Difficile de le contredire quand, au fil des 640 pages de la biographie, on découvre à quel point les plus trippantes innovations de Jobs sont nées d'échecs, de ratés et de retards par rapport à la concurrence, ce qui en passant est tout à son honneur. Ainsi, la mythique souris Apple a été «empruntée» aux ingénieurs de Xerox, l'iPod n'est arrivé qu'après l'avènement des mp3 et les téléphones intelligents existaient avant l'iPhone.

Quant à l'iPad, après s'être fait rebattre les oreilles dans un souper par un ingénieur de Microsoft au sujet d'une nouvelle tablette révolutionnaire, Jobs est rentré chez lui en fulminant: «Fuck it! On va leur montrer c'est quoi, une vraie tablette!»

Malheureusement, Jobs a fait preuve de la même arrogance en apprenant qu'il avait le cancer. Persuadé qu'il savait mieux que les médecins comment soigner son pancréas, il s'est lancé dans une diète macrobiotique à base de granules et de jus de fruits. Comme il avait un lourd passé de troubles alimentaires et de jeûnes extrêmes, il a aggravé son cas. Quand ils l'ont opéré neuf mois plus tard, c'était déjà trop tard. Les métastases avaient causé des ravages dont même une greffe du foie n'a pu venir à bout.
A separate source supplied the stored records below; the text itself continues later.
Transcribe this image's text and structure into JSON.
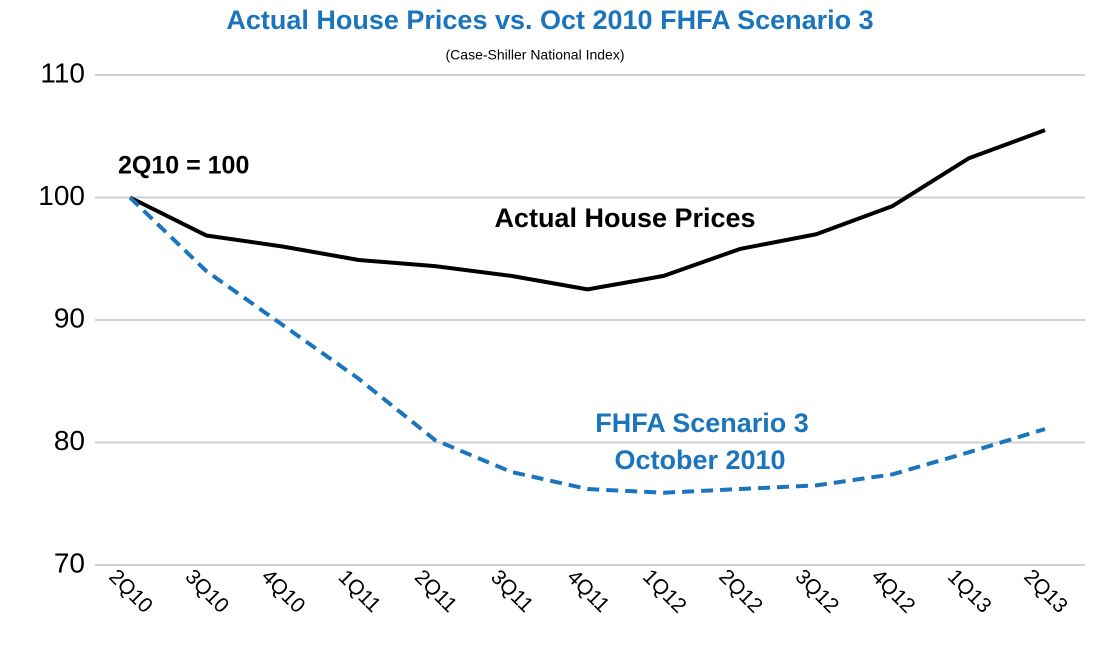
{
  "chart_data": {
    "type": "line",
    "title": "Actual House Prices vs. Oct 2010 FHFA Scenario 3",
    "subtitle": "(Case-Shiller National Index)",
    "categories": [
      "2Q10",
      "3Q10",
      "4Q10",
      "1Q11",
      "2Q11",
      "3Q11",
      "4Q11",
      "1Q12",
      "2Q12",
      "3Q12",
      "4Q12",
      "1Q13",
      "2Q13"
    ],
    "series": [
      {
        "name": "Actual House Prices",
        "color": "#000000",
        "dashed": false,
        "values": [
          100,
          96.9,
          96.0,
          94.9,
          94.4,
          93.6,
          92.5,
          93.6,
          95.8,
          97.0,
          99.3,
          103.2,
          105.5
        ]
      },
      {
        "name": "FHFA Scenario 3",
        "color": "#1b75bc",
        "dashed": true,
        "values": [
          100,
          94.0,
          89.6,
          85.2,
          80.2,
          77.6,
          76.2,
          75.9,
          76.2,
          76.5,
          77.4,
          79.2,
          81.1
        ]
      }
    ],
    "annotations": [
      "2Q10 = 100",
      "October 2010"
    ],
    "ylim": [
      70,
      110
    ],
    "yticks": [
      70,
      80,
      90,
      100,
      110
    ],
    "grid": true
  }
}
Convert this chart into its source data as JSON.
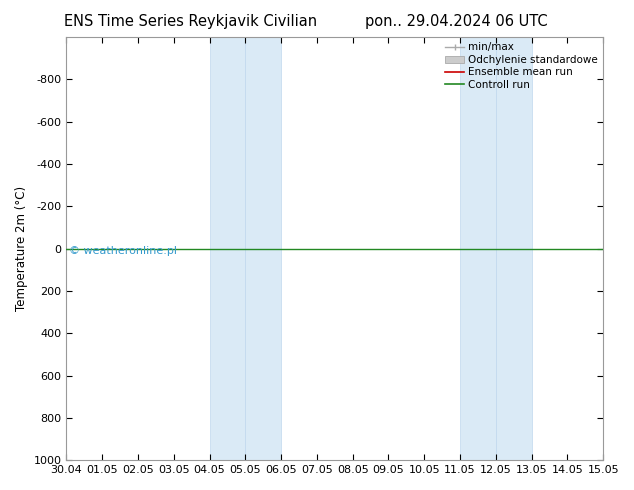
{
  "title_left": "ENS Time Series Reykjavik Civilian",
  "title_right": "pon.. 29.04.2024 06 UTC",
  "ylabel": "Temperature 2m (°C)",
  "ylim_bottom": 1000,
  "ylim_top": -1000,
  "yticks": [
    -800,
    -600,
    -400,
    -200,
    0,
    200,
    400,
    600,
    800,
    1000
  ],
  "xlim_start": 0,
  "xlim_end": 15,
  "xtick_labels": [
    "30.04",
    "01.05",
    "02.05",
    "03.05",
    "04.05",
    "05.05",
    "06.05",
    "07.05",
    "08.05",
    "09.05",
    "10.05",
    "11.05",
    "12.05",
    "13.05",
    "14.05",
    "15.05"
  ],
  "blue_bands": [
    [
      4,
      5
    ],
    [
      5,
      6
    ],
    [
      11,
      12
    ],
    [
      12,
      13
    ]
  ],
  "blue_band_color": "#daeaf6",
  "blue_band_edge_color": "#c0d8ee",
  "control_run_y": 0,
  "control_run_color": "#228822",
  "ensemble_mean_color": "#cc0000",
  "watermark": "© weatheronline.pl",
  "watermark_color": "#3399cc",
  "legend_items": [
    "min/max",
    "Odchylenie standardowe",
    "Ensemble mean run",
    "Controll run"
  ],
  "bg_color": "#ffffff",
  "spine_color": "#999999",
  "title_fontsize": 10.5,
  "tick_fontsize": 8,
  "ylabel_fontsize": 8.5,
  "legend_fontsize": 7.5
}
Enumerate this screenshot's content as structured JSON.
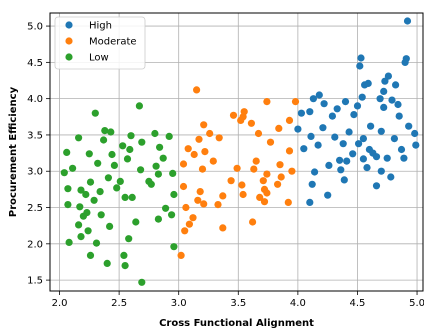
{
  "chart_data": {
    "type": "scatter",
    "title": "",
    "xlabel": "Cross Functional Alignment",
    "ylabel": "Procurement Efficiency",
    "xlim": [
      1.92,
      5.05
    ],
    "ylim": [
      1.35,
      5.18
    ],
    "xticks": [
      2.0,
      2.5,
      3.0,
      3.5,
      4.0,
      4.5,
      5.0
    ],
    "xtick_labels": [
      "2.0",
      "2.5",
      "3.0",
      "3.5",
      "4.0",
      "4.5",
      "5.0"
    ],
    "yticks": [
      1.5,
      2.0,
      2.5,
      3.0,
      3.5,
      4.0,
      4.5,
      5.0
    ],
    "ytick_labels": [
      "1.5",
      "2.0",
      "2.5",
      "3.0",
      "3.5",
      "4.0",
      "4.5",
      "5.0"
    ],
    "grid": true,
    "legend_position": "top-left",
    "series": [
      {
        "name": "High",
        "color": "#1f77b4",
        "points": [
          [
            4.92,
            5.07
          ],
          [
            4.53,
            4.56
          ],
          [
            4.52,
            4.45
          ],
          [
            4.91,
            4.55
          ],
          [
            4.9,
            4.5
          ],
          [
            4.76,
            4.31
          ],
          [
            4.73,
            4.24
          ],
          [
            4.59,
            4.21
          ],
          [
            4.56,
            4.19
          ],
          [
            4.82,
            4.19
          ],
          [
            4.72,
            4.1
          ],
          [
            4.69,
            4.0
          ],
          [
            4.79,
            3.98
          ],
          [
            4.54,
            4.02
          ],
          [
            4.13,
            4.0
          ],
          [
            4.18,
            4.05
          ],
          [
            4.4,
            3.96
          ],
          [
            4.22,
            3.93
          ],
          [
            4.5,
            3.9
          ],
          [
            4.84,
            3.92
          ],
          [
            4.72,
            3.88
          ],
          [
            4.33,
            3.86
          ],
          [
            4.1,
            3.82
          ],
          [
            4.03,
            3.8
          ],
          [
            4.47,
            3.78
          ],
          [
            4.29,
            3.76
          ],
          [
            4.85,
            3.76
          ],
          [
            4.0,
            3.58
          ],
          [
            4.21,
            3.6
          ],
          [
            4.61,
            3.62
          ],
          [
            4.7,
            3.55
          ],
          [
            4.93,
            3.62
          ],
          [
            4.98,
            3.52
          ],
          [
            4.43,
            3.54
          ],
          [
            4.55,
            3.45
          ],
          [
            4.81,
            3.45
          ],
          [
            4.31,
            3.47
          ],
          [
            4.11,
            3.48
          ],
          [
            4.38,
            3.38
          ],
          [
            4.51,
            3.38
          ],
          [
            4.17,
            3.36
          ],
          [
            4.6,
            3.3
          ],
          [
            4.87,
            3.3
          ],
          [
            4.05,
            3.31
          ],
          [
            4.63,
            3.25
          ],
          [
            4.46,
            3.24
          ],
          [
            4.66,
            3.2
          ],
          [
            4.75,
            3.18
          ],
          [
            4.55,
            3.17
          ],
          [
            4.35,
            3.15
          ],
          [
            4.41,
            3.14
          ],
          [
            4.89,
            3.18
          ],
          [
            4.99,
            3.36
          ],
          [
            4.26,
            3.08
          ],
          [
            4.58,
            3.05
          ],
          [
            4.36,
            3.02
          ],
          [
            4.7,
            3.0
          ],
          [
            4.14,
            2.99
          ],
          [
            4.78,
            2.92
          ],
          [
            4.39,
            2.88
          ],
          [
            4.66,
            2.8
          ],
          [
            4.12,
            2.82
          ],
          [
            4.25,
            2.67
          ],
          [
            4.1,
            2.57
          ]
        ]
      },
      {
        "name": "Moderate",
        "color": "#ff7f0e",
        "points": [
          [
            3.15,
            4.12
          ],
          [
            3.74,
            3.96
          ],
          [
            3.98,
            3.96
          ],
          [
            3.55,
            3.82
          ],
          [
            3.54,
            3.75
          ],
          [
            3.46,
            3.77
          ],
          [
            3.52,
            3.7
          ],
          [
            3.61,
            3.66
          ],
          [
            3.93,
            3.7
          ],
          [
            3.21,
            3.64
          ],
          [
            3.84,
            3.59
          ],
          [
            3.26,
            3.52
          ],
          [
            3.67,
            3.52
          ],
          [
            3.34,
            3.46
          ],
          [
            3.17,
            3.44
          ],
          [
            3.77,
            3.4
          ],
          [
            3.08,
            3.31
          ],
          [
            3.22,
            3.27
          ],
          [
            3.13,
            3.23
          ],
          [
            3.93,
            3.28
          ],
          [
            3.29,
            3.14
          ],
          [
            3.04,
            3.1
          ],
          [
            3.65,
            3.14
          ],
          [
            3.49,
            3.04
          ],
          [
            3.85,
            3.09
          ],
          [
            3.2,
            3.03
          ],
          [
            3.63,
            3.03
          ],
          [
            3.95,
            3.0
          ],
          [
            3.74,
            2.96
          ],
          [
            3.86,
            2.92
          ],
          [
            3.44,
            2.87
          ],
          [
            3.71,
            2.87
          ],
          [
            3.04,
            2.79
          ],
          [
            3.53,
            2.81
          ],
          [
            3.83,
            2.82
          ],
          [
            3.72,
            2.75
          ],
          [
            3.18,
            2.72
          ],
          [
            3.74,
            2.7
          ],
          [
            3.54,
            2.68
          ],
          [
            3.37,
            2.66
          ],
          [
            3.68,
            2.64
          ],
          [
            3.16,
            2.6
          ],
          [
            3.72,
            2.58
          ],
          [
            3.92,
            2.57
          ],
          [
            3.21,
            2.55
          ],
          [
            3.33,
            2.54
          ],
          [
            3.06,
            2.5
          ],
          [
            3.12,
            2.36
          ],
          [
            3.62,
            2.3
          ],
          [
            3.37,
            2.22
          ],
          [
            3.09,
            2.27
          ],
          [
            3.05,
            2.18
          ],
          [
            3.02,
            1.84
          ]
        ]
      },
      {
        "name": "Low",
        "color": "#2ca02c",
        "points": [
          [
            2.67,
            3.9
          ],
          [
            2.3,
            3.8
          ],
          [
            2.38,
            3.56
          ],
          [
            2.43,
            3.54
          ],
          [
            2.37,
            3.43
          ],
          [
            2.16,
            3.46
          ],
          [
            2.8,
            3.52
          ],
          [
            2.6,
            3.49
          ],
          [
            2.92,
            3.48
          ],
          [
            2.69,
            3.4
          ],
          [
            2.53,
            3.35
          ],
          [
            2.84,
            3.33
          ],
          [
            2.59,
            3.3
          ],
          [
            2.06,
            3.26
          ],
          [
            2.25,
            3.24
          ],
          [
            2.44,
            3.23
          ],
          [
            2.57,
            3.17
          ],
          [
            2.87,
            3.18
          ],
          [
            2.32,
            3.11
          ],
          [
            2.46,
            3.08
          ],
          [
            2.11,
            3.04
          ],
          [
            2.81,
            3.07
          ],
          [
            2.68,
            3.02
          ],
          [
            2.04,
            2.98
          ],
          [
            2.83,
            2.96
          ],
          [
            2.95,
            2.97
          ],
          [
            2.41,
            2.91
          ],
          [
            2.51,
            2.86
          ],
          [
            2.75,
            2.86
          ],
          [
            2.26,
            2.85
          ],
          [
            2.77,
            2.82
          ],
          [
            2.48,
            2.77
          ],
          [
            2.07,
            2.76
          ],
          [
            2.18,
            2.74
          ],
          [
            2.34,
            2.72
          ],
          [
            2.22,
            2.68
          ],
          [
            2.55,
            2.64
          ],
          [
            2.61,
            2.64
          ],
          [
            2.96,
            2.68
          ],
          [
            2.29,
            2.6
          ],
          [
            2.07,
            2.54
          ],
          [
            2.17,
            2.51
          ],
          [
            2.89,
            2.49
          ],
          [
            2.23,
            2.43
          ],
          [
            2.35,
            2.4
          ],
          [
            2.94,
            2.4
          ],
          [
            2.2,
            2.38
          ],
          [
            2.64,
            2.3
          ],
          [
            2.83,
            2.34
          ],
          [
            2.16,
            2.26
          ],
          [
            2.42,
            2.24
          ],
          [
            2.24,
            2.18
          ],
          [
            2.18,
            2.1
          ],
          [
            2.58,
            2.07
          ],
          [
            2.08,
            2.02
          ],
          [
            2.31,
            2.01
          ],
          [
            2.96,
            1.96
          ],
          [
            2.26,
            1.84
          ],
          [
            2.54,
            1.84
          ],
          [
            2.4,
            1.73
          ],
          [
            2.55,
            1.7
          ],
          [
            2.69,
            1.47
          ]
        ]
      }
    ]
  }
}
La biographie se termine par un après-midi ensoleillé dans le jardin de sa maison de Palo Alto. Jobs, le bouddhiste, aimerait bien que quelque chose perdure après la mort. «Mais d'un autre côté, peut-être que c'est comme un interrupteur: clic et puis rien», dit-il avant d'ajouter en esquissant un sourire: «C'est sûrement pour cela que je n'ai jamais aimé les interrupteurs sur les produits Apple.»

On referme cette passionnante biographie avec une vision plus riche et plus complexe de Steve Jobs. Mais surtout, on la referme avec un nouveau respect pour le génie et le fou furieux qu'il était.